Bolsonaro e Jânio são parecidos. O tenente, promovido a capitão após a baixa mais ou menos desonrosa, foi escolhido como o Messias que traz no nome próprio. O brasileiro tem essa mania de querer um salvador da Pátria, apesar de que essa coisa não existe. Venceu a eleição contra o PT de Fernando Haddad, por quase 10 milhões de votos. Vitória inquestionável. Mas Bolsonaro não sabia o que fazer em seguida.

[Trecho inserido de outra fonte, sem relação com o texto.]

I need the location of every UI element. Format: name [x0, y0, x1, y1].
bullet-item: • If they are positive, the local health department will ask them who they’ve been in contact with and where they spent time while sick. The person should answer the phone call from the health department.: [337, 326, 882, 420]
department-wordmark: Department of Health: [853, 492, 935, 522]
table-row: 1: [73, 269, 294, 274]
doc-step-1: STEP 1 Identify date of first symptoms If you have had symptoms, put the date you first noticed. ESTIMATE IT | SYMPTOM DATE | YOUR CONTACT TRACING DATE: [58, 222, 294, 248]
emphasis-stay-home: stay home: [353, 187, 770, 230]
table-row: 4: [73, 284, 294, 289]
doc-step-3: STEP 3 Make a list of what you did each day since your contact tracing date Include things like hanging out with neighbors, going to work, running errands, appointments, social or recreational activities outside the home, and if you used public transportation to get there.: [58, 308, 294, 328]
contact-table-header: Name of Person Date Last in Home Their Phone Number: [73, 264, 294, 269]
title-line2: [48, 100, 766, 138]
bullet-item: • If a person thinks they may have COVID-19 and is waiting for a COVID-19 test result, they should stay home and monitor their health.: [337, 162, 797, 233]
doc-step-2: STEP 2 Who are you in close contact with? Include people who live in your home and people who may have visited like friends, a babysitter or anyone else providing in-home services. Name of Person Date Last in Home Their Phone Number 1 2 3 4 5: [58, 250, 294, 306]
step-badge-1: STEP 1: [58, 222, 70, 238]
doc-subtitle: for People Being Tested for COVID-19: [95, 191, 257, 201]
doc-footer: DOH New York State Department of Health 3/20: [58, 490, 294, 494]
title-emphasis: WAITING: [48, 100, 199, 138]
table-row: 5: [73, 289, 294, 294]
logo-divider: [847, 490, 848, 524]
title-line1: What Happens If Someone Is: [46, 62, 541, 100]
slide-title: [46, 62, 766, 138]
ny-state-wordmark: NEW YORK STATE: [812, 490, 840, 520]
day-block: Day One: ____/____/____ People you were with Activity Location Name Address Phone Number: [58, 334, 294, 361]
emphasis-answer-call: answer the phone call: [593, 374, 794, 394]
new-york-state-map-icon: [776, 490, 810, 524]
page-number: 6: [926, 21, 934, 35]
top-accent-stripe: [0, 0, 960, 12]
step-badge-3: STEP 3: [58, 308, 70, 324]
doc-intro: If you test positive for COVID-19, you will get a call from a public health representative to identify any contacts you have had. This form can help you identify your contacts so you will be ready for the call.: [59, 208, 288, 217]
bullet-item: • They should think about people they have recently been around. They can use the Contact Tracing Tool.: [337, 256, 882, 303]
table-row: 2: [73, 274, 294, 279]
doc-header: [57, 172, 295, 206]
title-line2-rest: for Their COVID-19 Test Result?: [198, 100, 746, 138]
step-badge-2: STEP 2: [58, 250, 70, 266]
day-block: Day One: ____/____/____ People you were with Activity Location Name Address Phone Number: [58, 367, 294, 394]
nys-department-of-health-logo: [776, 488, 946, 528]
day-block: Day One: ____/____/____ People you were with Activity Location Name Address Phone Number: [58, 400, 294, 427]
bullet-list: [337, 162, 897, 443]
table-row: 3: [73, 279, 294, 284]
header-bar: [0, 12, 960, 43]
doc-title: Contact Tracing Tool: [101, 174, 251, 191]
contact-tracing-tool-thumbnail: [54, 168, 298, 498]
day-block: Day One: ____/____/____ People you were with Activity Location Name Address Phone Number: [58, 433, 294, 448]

Declarou que não entendia de economia e nomeou o banqueiro Paulo Guedes como ministro da área. Hoje (8 abril) o presidente do Bradesco disse à imprensa que o PIB do Brasil pode encolher ao menos 4 por cento. Ou seja: uma catástrofe! Por outro lado, Guedes quer utilizar as reservas cambiais do país (387 bilhões de dólares duramente conquistados por FHC e Lula) para pagar títulos da dívida pública. Ou seja: dinheiro para os bancos. Paulo Guedes não nega as origens no sistema financeiro. Agora, com a pandemia, a equipe econômica do governo não consegue nem distribuir 600 reais para o povo. Criou tamanho aparato burocrático, que a mesada não vai chegar a quem precisa. O pior obstáculo é que o sujeito tem que ter o CPF limpo, mas o país tem 60 milhões de inadimplentes com o CPF queimado.
Bolsonaro se recusa a aceitar que o coronavírus é uma ameaça para o brasileiro. (Em números de hoje: 800 mortos e 15 mil contaminados.) Ele contraria a opinião de todos e já foi chamado de “o homem mais perigoso do mundo” por um jornal suíço. Fez pronunciamentos na televisão estimulando as pessoas a romper a quarentena, insinuando que emprego é mais importante que a vida. Virou garoto propaganda de um remédio (cloraquina) que é produzido por uma das empresas de Donald Trump, segundo denunciou o The New York Times.
Para completar, Bolsonaro teve uma crise de ciúmes de seu ministro da Saúde, Luiz Henrique Mandetta, e ameaçou demiti-lo. No bate-rebate, o médico se tornou mais popular que Lula, Luciano Huck e o próprio Bolsonaro. Estabelecida a confusão, o segmento militar do governo, liderado pelo general Braga Netto, teve que intervir para reduzir os danos à imagem do próprio presidente e emprestar firmeza ao governo. Ao mesmo tempo, Congresso e STF ameaçam derrubar qualquer decreto para pôr fim à quarentena.
Mas, retomando a frase que inaugurou este artigo, se engana quem acha que o Bozo já era! Ele tem apoio de uma parte significativa da classe média e de uma fatia expressiva dos evangélicos. É sustentado por grande número de empresários do varejo, apesar de que as grandes empresas estão se afastando ou já se afastaram dele. O presidente do Bradesco diz que o país vai para a depressão econômica – e o presidente da GM diz que as empresas vão quebrar por falta de liquidez. Muitos economistas afirmam que a crise é alimentada pela ausência de harmonia no executivo e pela falta de juízo do presidente.
Mas, anda assim, o sistema prefere esse modelo enlouquecido à volta das esquerdas, a menos que o lucro capitalista seja ameaçado. Paulo Guedes e Bolsonaro continuam, com ajuda do Congresso, a cultivar planos contra os trabalhadores e pela redução dos direitos. Se puderem, farão outra Constituição.
Apesar da tragédia da pandemia, a população demonstra sensibilidade com a posição de Jair Bolsonaro. A quarentena está sendo rompida espontaneamente, porque as pessoas precisam comer. E o plano de emergência do governo parece fadado ao fracasso. Simples assim.